SHANGHAI, Jan 13 (Reuters) - China stocks fell on Thursday after new bank lending in China fell more than expected in December from the previous month, led by property developers and consumption stocks.

The CSI300 index fell 0.6% to 4,818.76 at the end of the morning session, while the Shanghai Composite Index lost 0.3% to 3,586.29.

The Hang Seng index added 0.1% to 24,421.83. The Hong Kong China Enterprises Index lost 0.1% to 8,603.07.

** Chinese banks extended 1.13 trillion yuan ($177.56 billion) in new yuan loans in December, down from 1.27 trillion yuan in November, but lending for the full year of 2021 set a record..

** China's inflation data rose slower than expected in December, while the country is battling with is latest outbreaks of COVID-19, with the Omicron variant detected in several cities.

** "Although the Omicron outbreak and lower CPI inflation in December increase the likelihood of a slight cut in the PBoC's policy rates in the near term, we believe the space remains quite limited, and the impact of a rate cut may also be quite small, especially if the long-term LPR is not revised down," said Nomura in a note.

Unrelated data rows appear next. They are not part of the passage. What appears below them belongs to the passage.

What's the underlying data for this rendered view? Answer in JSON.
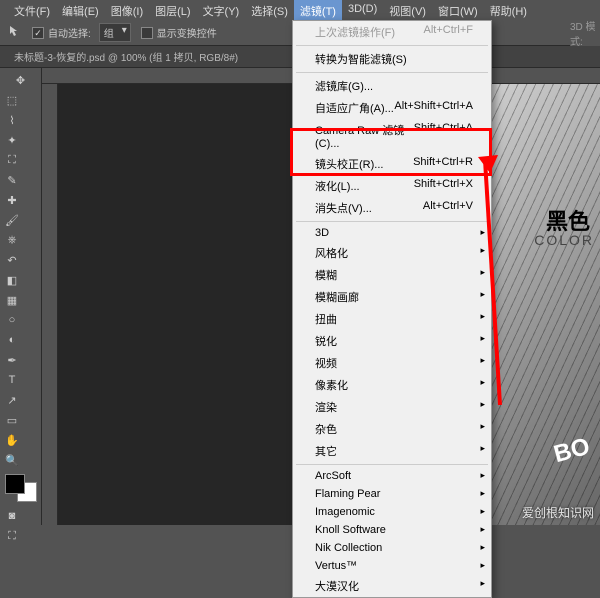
{
  "menubar": {
    "items": [
      "文件(F)",
      "编辑(E)",
      "图像(I)",
      "图层(L)",
      "文字(Y)",
      "选择(S)",
      "滤镜(T)",
      "3D(D)",
      "视图(V)",
      "窗口(W)",
      "帮助(H)"
    ],
    "active_index": 6
  },
  "options_bar": {
    "auto_select_label": "自动选择:",
    "group_label": "组",
    "transform_label": "显示变换控件",
    "mode_label": "3D 模式:"
  },
  "document_tab": {
    "title": "未标题-3-恢复的.psd @ 100% (组 1 拷贝, RGB/8#)"
  },
  "filter_menu": {
    "last_filter": {
      "label": "上次滤镜操作(F)",
      "shortcut": "Alt+Ctrl+F"
    },
    "smart_filter": {
      "label": "转换为智能滤镜(S)"
    },
    "filter_gallery": {
      "label": "滤镜库(G)..."
    },
    "adaptive_wide": {
      "label": "自适应广角(A)...",
      "shortcut": "Alt+Shift+Ctrl+A"
    },
    "camera_raw": {
      "label": "Camera Raw 滤镜(C)...",
      "shortcut": "Shift+Ctrl+A"
    },
    "lens_correction": {
      "label": "镜头校正(R)...",
      "shortcut": "Shift+Ctrl+R"
    },
    "liquify": {
      "label": "液化(L)...",
      "shortcut": "Shift+Ctrl+X"
    },
    "vanishing": {
      "label": "消失点(V)...",
      "shortcut": "Alt+Ctrl+V"
    },
    "sub_3d": "3D",
    "stylize": "风格化",
    "blur": "模糊",
    "blur_gallery": "模糊画廊",
    "distort": "扭曲",
    "sharpen": "锐化",
    "video": "视频",
    "pixelate": "像素化",
    "render": "渲染",
    "noise": "杂色",
    "other": "其它",
    "arcsoft": "ArcSoft",
    "flaming_pear": "Flaming Pear",
    "imagenomic": "Imagenomic",
    "knoll": "Knoll Software",
    "nik": "Nik Collection",
    "vertus": "Vertus™",
    "damo": "大漠汉化"
  },
  "canvas": {
    "black_text": "黑色",
    "color_text": "COLOR",
    "box_text": "BO"
  },
  "watermark": "爱创根知识网"
}
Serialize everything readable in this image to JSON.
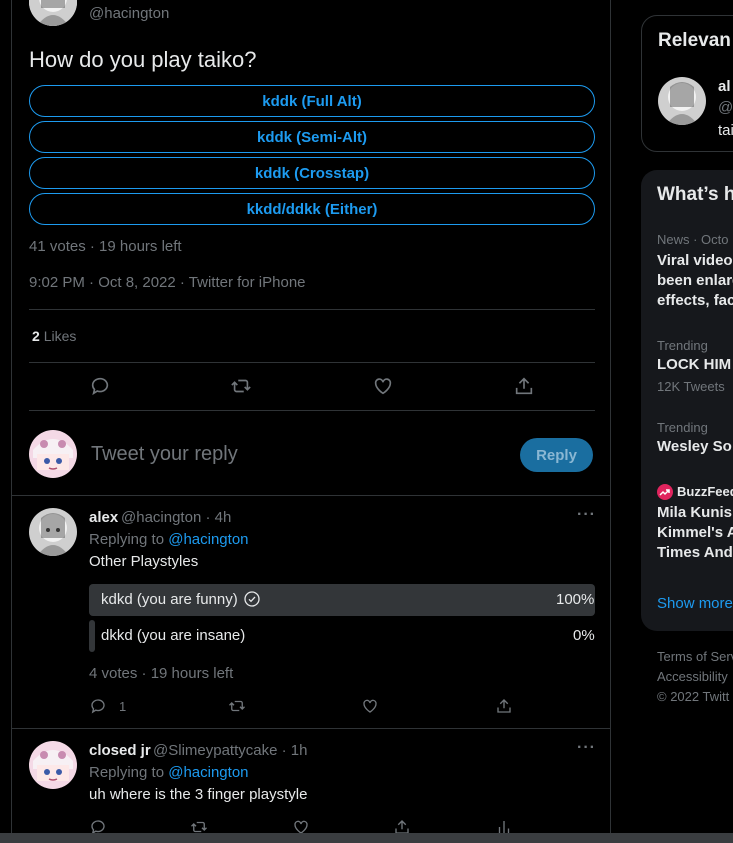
{
  "tweet": {
    "handle": "@hacington",
    "question": "How do you play taiko?",
    "poll_options": [
      "kddk (Full Alt)",
      "kddk (Semi-Alt)",
      "kddk (Crosstap)",
      "kkdd/ddkk (Either)"
    ],
    "poll_meta": "41 votes · 19 hours left",
    "timestamp": "9:02 PM · Oct 8, 2022 · Twitter for iPhone",
    "likes_count": "2",
    "likes_label": "Likes"
  },
  "reply_box": {
    "placeholder": "Tweet your reply",
    "button": "Reply"
  },
  "replies": [
    {
      "name": "alex",
      "handle_time": "@hacington · 4h",
      "replying_prefix": "Replying to",
      "replying_to": "@hacington",
      "text": "Other Playstyles",
      "poll": [
        {
          "label": "kdkd (you are funny)",
          "pct": "100%",
          "winner": true,
          "fraction": 1.0
        },
        {
          "label": "dkkd (you are insane)",
          "pct": "0%",
          "winner": false,
          "fraction": 0.0
        }
      ],
      "poll_meta": "4 votes · 19 hours left",
      "reply_count": "1"
    },
    {
      "name": "closed jr",
      "handle_time": "@Slimeypattycake · 1h",
      "replying_prefix": "Replying to",
      "replying_to": "@hacington",
      "text": "uh where is the 3 finger playstyle"
    }
  ],
  "sidebar": {
    "relevant": {
      "title": "Relevan",
      "name": "al",
      "handle": "@",
      "bio": "tai"
    },
    "whats_happening": {
      "title": "What’s h",
      "trends": [
        {
          "category": "News · Octo",
          "title_lines": [
            "Viral video",
            "been enlarg",
            "effects, fac"
          ]
        },
        {
          "category": "Trending",
          "title_lines": [
            "LOCK HIM"
          ],
          "sub": "12K Tweets"
        },
        {
          "category": "Trending",
          "title_lines": [
            "Wesley So"
          ]
        },
        {
          "category": "BuzzFeed",
          "title_lines": [
            "Mila Kunis",
            "Kimmel's A",
            "Times And"
          ]
        }
      ],
      "show_more": "Show more"
    },
    "footer": [
      "Terms of Serv",
      "Accessibility",
      "© 2022 Twitt"
    ]
  },
  "colors": {
    "accent": "#1d9bf0",
    "background": "#000000",
    "panel": "#16181c",
    "muted": "#71767b"
  }
}
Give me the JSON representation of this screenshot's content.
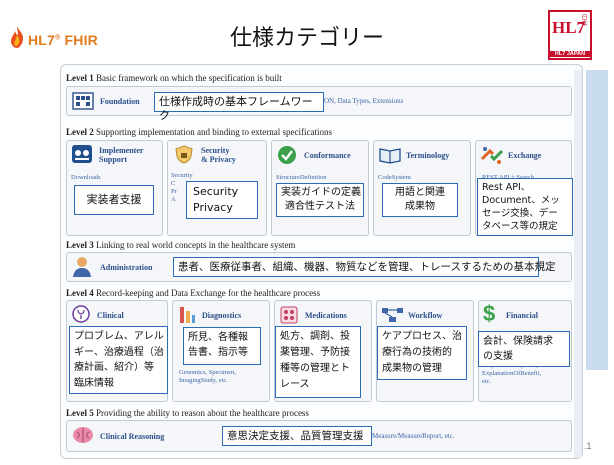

** Real estate developers dropped 2%, while consumer staples and information technology lost 1.3% and 0.9% respectively.

** However, energy stocks gained 2.3%, with coal miners up 2.8%.

** Hong Kong shares edged up on support of index heavyweight AIA gain.

** The Hang Seng Tech index declined 1.5%, with Tencent Holdings down 1.4%.

** However, insurer AIA Group rose 1.7% to become the biggest point contributor lifting the Hang Seng Index.

** Hang Seng Composite Index-Energy gained 2.5%, with PetroChina Co Ltd up 2.1% after it forecasted strong profit in 2021 on higher crude prices.

** Mainland developers listed in Hong Kong tumbled 3%, led by a 16% decline in Sunac China Holdings Ltd after it planned sale of 452 million new shares for repayment of loans and general corporate purposes.